The cheapest scheduled audit for Scout: take a screenshot of this metric line once a week. If any number moves between weeks, dig in.

For the full Settings page in context — including how Default Model, Memory, Data Retention, Workspaces, and Window Behavior surface around the Permissions row — here’s the wider view:

Microsoft Scout's Settings page in dark mode, showing eight stacked sections from top to bottom: About (Microsoft Scout v0.23.0 with a Check for updates button, a Beta updates toggle currently on, and a Microsoft Privacy Statement link), Default Model (Model for new chats dropdown showing Claude Opus 4.7 1M context), Permissions (4/4 servers enabled · 51 tool rules · 1 shell pattern with the line 'Read-only operations auto-approved' and a Manage Permissions button), Memory (6 memories stored with a View memories button), Data Retention (Auto-delete sessions after dropdown set to Never), Workspaces (Default file location field with the username portion of the path blurred and a [username redacted] label drawn above, and a Browse button), Appearance (Theme dropdown set to Dark), and the start of the Window Behavior section.
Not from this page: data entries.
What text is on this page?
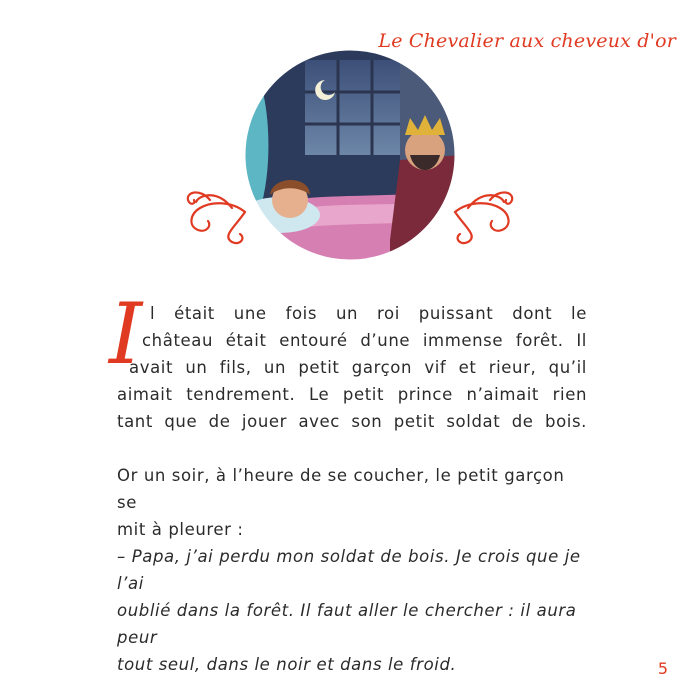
Le Chevalier aux cheveux d'or
I l était une fois un roi puissant dont le
château était entouré d’une immense forêt. Il
avait un fils, un petit garçon vif et rieur, qu’il
aimait tendrement. Le petit prince n’aimait rien
tant que de jouer avec son petit soldat de bois.
Or un soir, à l’heure de se coucher, le petit garçon se
mit à pleurer :
– Papa, j’ai perdu mon soldat de bois. Je crois que je l’ai
oublié dans la forêt. Il faut aller le chercher : il aura peur
tout seul, dans le noir et dans le froid.	5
The full Settings page — the surface where most of the table above is configured. The workspace path username has been blurred for this screenshot; on your own install it’ll show your actual user path.


Where the ADMX policies actually live

For the rows above that say “ADMX in microsoft/scout-resources, the source of truth is the public GitHub repo at github.com/microsoft/scout-resources. It ships:

  • microsoft-scout.admx — the policy definitions
  • en-US/microsoft-scout.adml — the policy display strings
  • A README that lists every policy with its purpose and value range

Your Intune admin imports the ADMX, then targets the policies at the device groups that should receive them. Detail in the admin install spoke — Gate 2.1.


If you only do five things

The secure-config table is comprehensive on purpose, but most tenants don’t need to engage with every row on first deployment. If you’re rolling out Scout to your first pilot and want the highest-impact subset, do these five first:

  1. Row 23 — RestrictToWorkspace ADMX. For any user who isn’t a developer, this is the most important policy in the entire table. It prevents Scout from touching files outside the configured workspace. One setting closes the biggest file-system risk.
  2. Row 19 — BrowserEgressBlockedOrigins ADMX. Populate with a small list of categorically off-limits external domains (public file-sharing, personal cloud storage, anything your DLP already blocks). Scout’s browser respects the list at startup.
  3. Row 11 — Multi-tenant sign-in. Configure for single-tenant in an enterprise install. Stops accidental cross-tenant context bleeding.
  4. Row 7 — Third-party MCP servers. Build an org allow-list. Every new MCP server should be reviewed before users can add it. Treat it like reviewing a new Azure AD app registration.
  5. Row 1 — Telemetry region. Pin to your region. Even if auto-detect would land in the right place, the explicit pin is a row in your audit log that says “we chose this.”

Five settings, ~30 minutes of admin work after the install. Closes off the bulk of the practical risk while leaving Scout’s productivity intact. The rest of the table is the long tail — engage with it as your appetite for Scout grows.